Thomas Szabó / 19.10.2023

Manche meinen man könne der Bildungsmisere entgegen treten, indem man den Unterricht ausdehnt. Ich finde nicht, dass die Länge des Unterrichtes mit der Qualität des Unterrichtes und dem Lernerfolg korreliert. Eher im Gegenteil! Ich nahm einmal an einer anspruchsvollen & intensiven Ausbildung teil. Am Vormittag stundenlange Vorträge, am Nachmittag eigenständig arbeiten. Mein Reformvorschlag zum Schluss lautete den Unterricht um die Hälfte zu kürzen. Ein Tag Theorie ein Tag Praxis abwechselnd. Unterrichtszeit statt von 7 bis 17 Uhr nur von 7 bis 13 Uhr. Um 13 Uhr nach Hause gehen und blau machen oder freiwillig im Haus bleiben und eigenständig lernen. Die langen Tage waren unglaublich anstrengend & öde.

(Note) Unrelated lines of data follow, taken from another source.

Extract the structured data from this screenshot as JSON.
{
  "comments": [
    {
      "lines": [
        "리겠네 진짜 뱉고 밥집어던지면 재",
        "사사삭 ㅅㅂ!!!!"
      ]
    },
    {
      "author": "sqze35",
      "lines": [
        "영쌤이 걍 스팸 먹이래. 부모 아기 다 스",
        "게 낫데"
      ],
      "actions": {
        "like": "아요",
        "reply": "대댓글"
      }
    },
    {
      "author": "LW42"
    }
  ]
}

Bei stundenlangen Vorträgen verliert man den Faden und schläft geistig ein. Ich vertrat die Ansicht, dass bessere, kürzere, übersichtlichere Lernunterlagen es gestattet hätten, den Unterricht um die Hälfte zu kürzen. Ich halte die Neigung die Schüler den ganzen Tag in der Schule einzusperren für fatal. So vergeht ihnen nur die Lust am Lernen.